School News Network: ‘It Takes All of Us to Make This Work’

Byron Garrett speaks with East Kentwood High School teacher Janelle Miles. (Photo courtesy of School News Network.)

By Erin Albanese

School News Network

 

It was the first day of school during Byron Garrett’s second year as principal when he met a kindergartner who spoke no English.

 

Garrettt spoke no Spanish. He had no way to tell her how to get to the playground, to the bathroom, ask if she ate breakfast or had her school supplies. He remembers feeling unprepared, looking at the girl and thinking, “You didn’t come with any instructions. You’re standing right in front of me, though.”

 

On the playground, the girl fell down. “She stood up, started crying and immediately reached out,” Garrett recalled. “I instantly thought, ‘Oh, that’s right. You’re human just like me. You’re a little human, but that’s OK.’

 

“So I picked her up.”

 

Brookwood Elementary School Principal Lorenzo Bradshaw, Shirley Johnson, assistant superintendent of student services, and Byron Garrett meet after the in-service session. (Photo courtesy of School News Network.)

During a special Martin Luther King Jr. Day multicultural in-service program, Garrett spoke about the need for educators to connect with students and their families in ways that tap into community and culture, in a society where technology is a huge part of everyday life and old systems need to be constantly modified.

 

He spoke of helping students feel confident and empowered, and to aim for high achievement.

 

Garrett is author of several books, including “The ABCs of Life,” a blogger for the Huffington Post, and chairman of the National Family Engagement Alliance, a nonprofit aimed at student success. He led the session in front of 1,200 district teachers, administrators and support staff.

 

“You cannot teach who you do not know… so you should know your community and where they live,” said Garrett, of the Washington, D.C. area.

 

He complimented Kentwood as one of the few districts he’s spoken to where all staff attended his session. That way, everyone hears the same message, he said: “It takes all of us to make this work.”

 

Kentwood Public Schools includes students from nearly 80 countries and who speak 61 languages, said Superintendent Michael Zoerhoff. It hosts professional development based on diversity every year for the King holiday.

 

Byron Garret speaks with Kentwood staff about engaging with students. (Photo courtesy of School News Network.)

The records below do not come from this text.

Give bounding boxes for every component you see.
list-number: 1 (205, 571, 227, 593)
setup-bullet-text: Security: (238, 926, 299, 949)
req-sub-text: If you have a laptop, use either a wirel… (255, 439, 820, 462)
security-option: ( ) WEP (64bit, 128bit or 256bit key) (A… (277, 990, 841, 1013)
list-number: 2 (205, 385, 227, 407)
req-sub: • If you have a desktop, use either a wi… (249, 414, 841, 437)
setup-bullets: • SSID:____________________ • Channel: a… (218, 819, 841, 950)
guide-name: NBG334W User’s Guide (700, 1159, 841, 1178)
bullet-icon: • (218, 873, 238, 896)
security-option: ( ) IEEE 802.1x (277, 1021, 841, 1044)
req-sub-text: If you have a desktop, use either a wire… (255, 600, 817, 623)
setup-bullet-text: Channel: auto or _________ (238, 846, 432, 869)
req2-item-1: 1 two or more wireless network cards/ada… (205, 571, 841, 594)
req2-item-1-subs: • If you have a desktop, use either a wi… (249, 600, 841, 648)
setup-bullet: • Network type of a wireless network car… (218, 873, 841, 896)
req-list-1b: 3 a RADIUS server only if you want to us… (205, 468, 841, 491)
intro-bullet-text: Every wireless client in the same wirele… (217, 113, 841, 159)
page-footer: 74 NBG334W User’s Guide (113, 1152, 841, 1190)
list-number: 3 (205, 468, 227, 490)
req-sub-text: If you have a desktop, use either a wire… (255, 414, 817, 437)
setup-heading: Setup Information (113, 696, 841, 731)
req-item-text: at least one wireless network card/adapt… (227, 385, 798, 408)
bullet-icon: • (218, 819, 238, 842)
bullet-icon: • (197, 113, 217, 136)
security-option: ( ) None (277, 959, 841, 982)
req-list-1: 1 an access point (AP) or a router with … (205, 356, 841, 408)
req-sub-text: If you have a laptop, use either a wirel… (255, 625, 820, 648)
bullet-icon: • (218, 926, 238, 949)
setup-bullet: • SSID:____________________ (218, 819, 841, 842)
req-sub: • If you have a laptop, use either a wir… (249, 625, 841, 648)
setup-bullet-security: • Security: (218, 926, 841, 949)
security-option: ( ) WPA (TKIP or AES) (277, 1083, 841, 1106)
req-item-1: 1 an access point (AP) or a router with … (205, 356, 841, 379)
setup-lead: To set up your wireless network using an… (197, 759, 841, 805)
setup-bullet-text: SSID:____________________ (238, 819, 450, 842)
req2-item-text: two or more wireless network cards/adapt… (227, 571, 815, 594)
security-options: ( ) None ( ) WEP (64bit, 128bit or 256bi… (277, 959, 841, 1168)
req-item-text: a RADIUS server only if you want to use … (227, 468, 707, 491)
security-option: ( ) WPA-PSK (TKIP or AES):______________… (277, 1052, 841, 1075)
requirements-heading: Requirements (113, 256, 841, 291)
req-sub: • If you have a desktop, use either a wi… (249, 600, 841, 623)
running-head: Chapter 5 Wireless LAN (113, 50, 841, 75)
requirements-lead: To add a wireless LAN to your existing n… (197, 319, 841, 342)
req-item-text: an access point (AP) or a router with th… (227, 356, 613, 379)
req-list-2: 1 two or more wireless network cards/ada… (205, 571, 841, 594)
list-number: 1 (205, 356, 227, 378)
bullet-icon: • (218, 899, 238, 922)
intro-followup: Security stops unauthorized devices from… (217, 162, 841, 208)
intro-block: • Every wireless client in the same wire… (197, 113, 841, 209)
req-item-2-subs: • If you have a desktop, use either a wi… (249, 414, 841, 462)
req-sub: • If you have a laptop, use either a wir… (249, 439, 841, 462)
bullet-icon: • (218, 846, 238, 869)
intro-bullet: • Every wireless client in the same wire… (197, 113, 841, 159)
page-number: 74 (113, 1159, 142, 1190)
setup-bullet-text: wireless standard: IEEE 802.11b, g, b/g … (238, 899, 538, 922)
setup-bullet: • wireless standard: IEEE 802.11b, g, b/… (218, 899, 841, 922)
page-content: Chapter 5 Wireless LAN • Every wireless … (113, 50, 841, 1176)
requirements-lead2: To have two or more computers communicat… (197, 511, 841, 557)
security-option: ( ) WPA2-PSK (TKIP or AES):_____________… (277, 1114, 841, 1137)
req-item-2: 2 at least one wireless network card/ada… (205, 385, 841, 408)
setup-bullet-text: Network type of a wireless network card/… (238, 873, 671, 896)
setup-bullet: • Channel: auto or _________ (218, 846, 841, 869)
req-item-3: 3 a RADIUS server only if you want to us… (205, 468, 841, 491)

“Let’s continue our work of showing a world where people of all races, creeds and religions and whatever they throw at us will continue to strive for excellence and achieve that excellence,” Zoerhoff said to his staff.

 

“I wish that anyone who’s struggling would watch us. I believe we will become even more of a beacon of light for those who don’t feel like they have a place where they can go and feel accepted.”

 

Fulfilling King’s Mission

A native of North Carolina, Garrett can rattle off the names of teachers who connected with him in unforgettable ways: fourth-grade teacher Connie Martin, fifth-grade teacher Candace Hayes and sixth-grade teacher Barbara Twitty. “The three of them really helped shape foundationally how I would navigate life in the school system moving forward.”

 

Garrett told the group that educators are living King’s message of serving others by shaping the lives and views of young citizens.

“(King) fundamentally believed and contended that education is an equal right amongst all and it’s also the great equalizer, the one common denominator if we all have the same quantity, the same context, the same experience and the same environment.”

 

But he cautioned, “It doesn’t mean everything is equal right now, because it’s not.”

 

Garrett travels all over the nation to speak, experiencing a great cross-section of the population. Pushing for equity in education in a divided country is a challenge, he said.

 

“I am eternally optimistic and hopeful as I encounter folks in the education space who realize they are not waiting for some magical answer or solution. Never have they waited for a magical solution to emanate from the nation’s capital or the state house, but instead they’ve stayed focused.”

 

Still, there’s a different undercurrent and divisiveness that exists right now, he said.

 

“For too long we’ve ignored some realities that have existed,” he asserted. “Now we have no choice but to confront them head-on. We can’t do that with a spirit of hate. We can only do that as Dr. King said and admonishes us, with a spirit of love.”